REPUBLIKA.CO.ID,JAKARTA -- Miqdad bin Amr merupakan salah satu sahabat nabi yang rela menanggung penderitaan atas siksaan yang datang dari kaum Quraisy. Kendati demikian, keyakinannya pada agama yang dibawa Rasulullah SAW tidak pernah goyah.
Hingga suatu hari, Rasulullah menugaskan Miqdad untuk memimpin suatu daerah dan melantiknya sebagai seorang amir (pemimpin). Ia pun mengemban amanat tersebut dengan sangat baik.
Hingga sampai suatu ketika saat Miqdad kembali dari tugasnya, Rasulullah bertanya, "Bagaimanakah pendapatmu tentang menjadi amir?"
Dengan jujur, Miqdad pun menjawab bahwa dia ingin mundur dari jabatannya sebagai amir atau gubernur. Karena, menurut dia, dengan menjadi pemimpin kedudukannya berada di atas dari orang lain. Berbeda dengan kebanyakan orang yang ingin menempati posisi tertinggi, Miqdad justru tidak menginginkan hal itu.
Menukil dari buku Kisah Seru 60 Sahabat Rasul karya Ummu Akbar, Miqdad berkata:
“Engkau telah menjadikanku menganggap diriku berada di atas semua manusia.

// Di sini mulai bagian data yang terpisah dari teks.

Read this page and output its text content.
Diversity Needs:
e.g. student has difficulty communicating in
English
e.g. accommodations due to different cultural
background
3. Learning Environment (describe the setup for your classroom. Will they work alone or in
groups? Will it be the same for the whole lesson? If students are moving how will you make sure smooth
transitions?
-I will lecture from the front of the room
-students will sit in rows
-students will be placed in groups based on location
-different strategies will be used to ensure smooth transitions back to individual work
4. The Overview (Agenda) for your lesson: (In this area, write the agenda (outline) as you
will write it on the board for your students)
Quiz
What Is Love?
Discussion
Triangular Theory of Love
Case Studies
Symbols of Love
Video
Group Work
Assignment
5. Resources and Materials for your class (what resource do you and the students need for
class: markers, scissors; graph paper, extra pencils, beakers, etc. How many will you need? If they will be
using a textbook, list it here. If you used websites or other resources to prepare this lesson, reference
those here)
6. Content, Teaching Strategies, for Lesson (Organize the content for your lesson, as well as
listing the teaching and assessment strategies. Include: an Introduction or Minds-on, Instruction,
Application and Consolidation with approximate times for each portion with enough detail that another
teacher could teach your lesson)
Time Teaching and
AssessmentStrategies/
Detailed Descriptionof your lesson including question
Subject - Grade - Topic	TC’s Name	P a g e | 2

Demi yang telah mengutus engkau dengan membawa kebenaran, sejak saat ini aku tidak berkeinginan lagi menjadi pemimpin sekalipun untuk dua orang untuk selama-lamanya.”
Sejak menempati posisi sebagai amir, Miqdad memang selalu dikelilingi oleh kemewahan dan sanjungan dari banyak orang. Namun, hal itu dianggapnya sebagai suatu kelemahan yang dapat menjauhkannya dari agama.
Akhirnya, Miqdad pun memantapkan diri untuk menghindarinya dengan cara mundur dari jabatannya sebagai Amir, meskipun sebelumnya Miqdad telah menjalankan tugasnya sebagai pemimpin dengan baik. Maka dari itu, saat Rasulullah menawarkan kembali jabatan tersebut, Miqdad menolaknya.
Meskipun mundur dari jabtannya, kecintaan Miqdad terhadap Islam tak diragukan lagi. Dia memiliki tanggung jawab penuh terhadap bahaya yang selalu mengancam, baik dari tipu daya musuh maupun kekeliruan kawan sendiri.
Miqdad bin Amr termasuk golongan yang pertama kali masuk Islam. Ia adalah orang ketujuh yang menyatakan keislamannya secara terang-terangan dan rela menanggung penderitaan dan siksaan, serta kekejaman kaum Quraisy. Keberanian dan perjuangannya di medan Perang Badar akan selalu diingat oleh kaum Muslimin sampai saat ini.
Bahkan, Abdullah bin Mas’ud, seorang sahabat Rasulullah pernah berkata, “Saya telah menyaksikan perjuangan Miqdad, sehingga saya lebih suka menjadi sahabatnya daripada segala isi bumi ini.”
Miqdad juga pernah tampil berbicara mengobarkan semangat di tengah ketakutan dan kegalauan kaum Muslimin dalam peperangan Badar karena kekuatan musuh yang begitu dahsyat.
Miqdad berkata, "Wahai Rasulullah, teruslah laksanakan apa yang dititahkan Allah, dan kami akan bersama engkau. Demi Allah, kami tidak akan berkata seperti apa yang dikatakan Bani Israil kepada Nabi Musa, 'Pergilah kamu bersama Tuhanmu dan berperanglah', sedang kami akan mengatakan kepada engkau, 'Pergilah Engkau bersama Tuhanmu dan berperanglah, dan kami ikut berjuang di sampingmu'. Demi yang telah mengutus engkau membawa kebenaran! Seandainya engkau membawa kami melalui lautan lumpur, kami akan berjuang bersamamu dengan tabah hingga mencapai tujuan.”